Launch of Dun Laoghaire/Rathdown Arts Strategy

June 19, 2007

I was delighted to attend an event in Dun Laoghaire last night where Dun Laoghaire/Rathdown County Council launched their first published arts strategy. I have to declare an interest here as I worked with the arts office to design and manage the consultation process that informed the shape of the strategy.It’s always satisfying to see a final document after a long and complex consultation process, particularly in this case as great care has gone into the design of the plan which includes a series of commissioned photographs by Ros Kavanagh. I was really impressed by the way in which the arts officer Sharon Murphy acknowledged the work of previous staff of the arts office by naming them and inviting others to contribute written material to the documentation – she placed the current plan in a context that is wider and richer than the period of time that she has been in post at the local authority. I am also delighted that Sharon has become the most recent recipient of the Jerome Hynes Fellowship and will take up her role as Clore Fellow from September onwards.
So much of the work we do as consultants is “confidential” and does not result in public documents which can make it challenging to talk about the work with new and potential clients in the absence of something “tangible”. That’s one of the reasons I started a blog and increasingly I am bumping into people who are reading even if they are not commenting.

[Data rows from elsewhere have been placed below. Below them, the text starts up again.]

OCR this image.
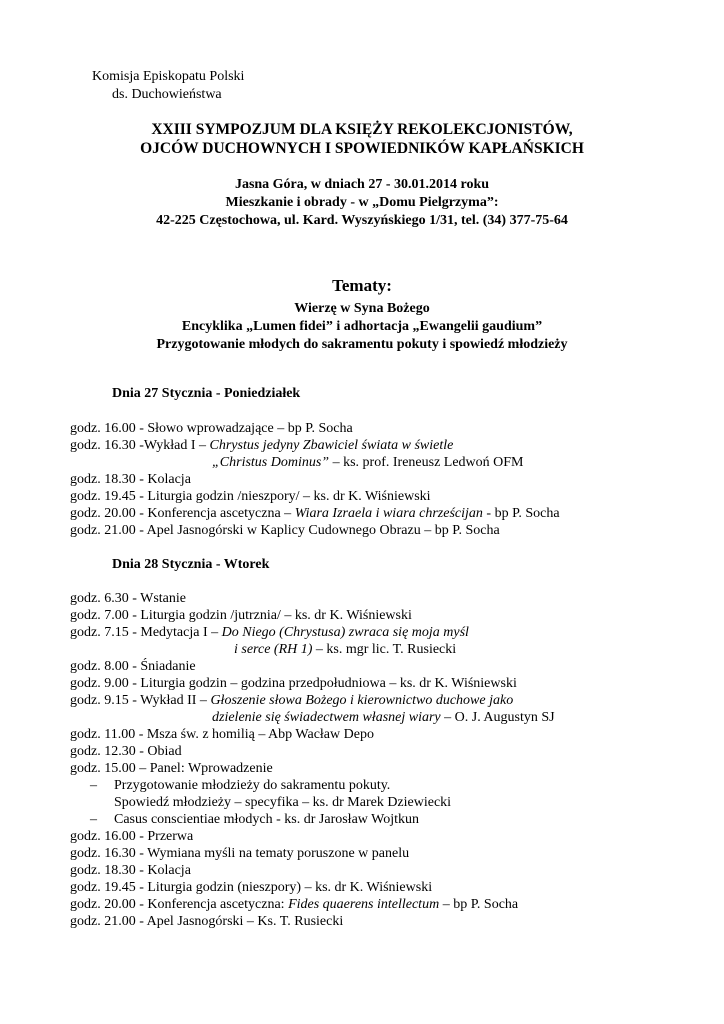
Komisja Episkopatu Polski
ds. Duchowieństwa
XXIII SYMPOZJUM DLA KSIĘŻY REKOLEKCJONISTÓW,
OJCÓW DUCHOWNYCH I SPOWIEDNIKÓW KAPŁAŃSKICH
Jasna Góra, w dniach 27 - 30.01.2014 roku
Mieszkanie i obrady - w „Domu Pielgrzyma”:
42-225 Częstochowa, ul. Kard. Wyszyńskiego 1/31, tel. (34) 377-75-64
Tematy:
Wierzę w Syna Bożego
Encyklika „Lumen fidei” i adhortacja „Ewangelii gaudium”
Przygotowanie młodych do sakramentu pokuty i spowiedź młodzieży
Dnia 27 Stycznia - Poniedziałek
godz. 16.00 - Słowo wprowadzające – bp P. Socha
godz. 16.30 -Wykład I – Chrystus jedyny Zbawiciel świata w świetle
„Christus Dominus” – ks. prof. Ireneusz Ledwoń OFM
godz. 18.30 - Kolacja
godz. 19.45 - Liturgia godzin /nieszpory/ – ks. dr K. Wiśniewski
godz. 20.00 - Konferencja ascetyczna – Wiara Izraela i wiara chrześcijan - bp P. Socha
godz. 21.00 - Apel Jasnogórski w Kaplicy Cudownego Obrazu – bp P. Socha
Dnia 28 Stycznia - Wtorek
godz. 6.30 - Wstanie
godz. 7.00 - Liturgia godzin /jutrznia/ – ks. dr K. Wiśniewski
godz. 7.15 - Medytacja I – Do Niego (Chrystusa) zwraca się moja myśl
i serce (RH 1) – ks. mgr lic. T. Rusiecki
godz. 8.00 - Śniadanie
godz. 9.00 - Liturgia godzin – godzina przedpołudniowa – ks. dr K. Wiśniewski
godz. 9.15 - Wykład II – Głoszenie słowa Bożego i kierownictwo duchowe jako
dzielenie się świadectwem własnej wiary – O. J. Augustyn SJ
godz. 11.00 - Msza św. z homilią – Abp Wacław Depo
godz. 12.30 - Obiad
godz. 15.00 – Panel: Wprowadzenie
– Przygotowanie młodzieży do sakramentu pokuty.
Spowiedź młodzieży – specyfika – ks. dr Marek Dziewiecki
– Casus conscientiae młodych - ks. dr Jarosław Wojtkun
godz. 16.00 - Przerwa
godz. 16.30 - Wymiana myśli na tematy poruszone w panelu
godz. 18.30 - Kolacja
godz. 19.45 - Liturgia godzin (nieszpory) – ks. dr K. Wiśniewski
godz. 20.00 - Konferencja ascetyczna: Fides quaerens intellectum – bp P. Socha
godz. 21.00 - Apel Jasnogórski – Ks. T. Rusiecki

I’m wondering how other consultants find this issue of the absence of publicly available “evidence” of their work?
I will post a link to the pdf of the plan once it has been uploaded to the DLR site

3 People reacted on this

  1. “increasingly I am bumping into people who are reading even if they are not commenting..”
    You lucky thing. I wish I could bump into people who read my blog. Then they’d comment. Of course you’re right: there are only a few commenters. I guess it might be a ratio of say one to twenty: one comment per twenty readers. Would you guess the same?
    On the more serious point about how consultants deal with “the absence of publicly available “evidence” of their work?”, I’d have thought that your training and experience as a psychotherapist is relevant. Of all roles, the therapist’s is the least publicly acknowledged. The client makes the changes. Who knows what the therapist’s role has been? Even the therapist might not ‘know’.
    If you need public acknowledgment for your work, it’s probably best to move from the consultant role to the operator one. I enjoy the experience of having to put up with there being no evidence I was ever there. It’s a challenging feeling to see others identified with the evidence. Maybe it’s the mirror side of the sensation of dependence on the consultant, the lurch into dependence that clients make at a certain stage in the relationship with the consultant, the experience that exasperates me and brings the impulse to kick the client away from me: ‘for goodness sake, will you just use your own instinct and experience and stop waiting for me to come up with the deeper analysis of what’s going on…’
    There’s also the letting go of the client, the no-longer-attached satisfaction, the opportunity to move on to helping someone else.
    Evidence is often to be found in the longer term, after the work has been completed. The plan implemented and, more importantly the next major issue being faced with the benefit of the experience gained in the relationship between client and consultant. And it is distracting to be drawn away from the unknown to the almost-known, the done work.
    I’m winding myself up to say ‘who cares about evidence?’ My consultant self finds evidence a seductive distraction from the joy of looking into uncertainty and not knowing how this one is going to go. But I’ve pushed my point a little too far, I suspect.

  2. It’s not about public acknowledgement for my work Omani – it’s simply that sometimes when talking with new clients (where the assignment may require a written document) it’s difficult to show that one can write in the absence of having something that’s in the public domain.

  3. Ah hah, I see. I got it wrong. Anyway I still enjoyed writing that comment. But I used a phrase that I’d like to clarify. When I said “If you need public acknowledgment for your work…”, I didn’t mean you, Annette, I was using ‘you’ in a generic way. I must watch that.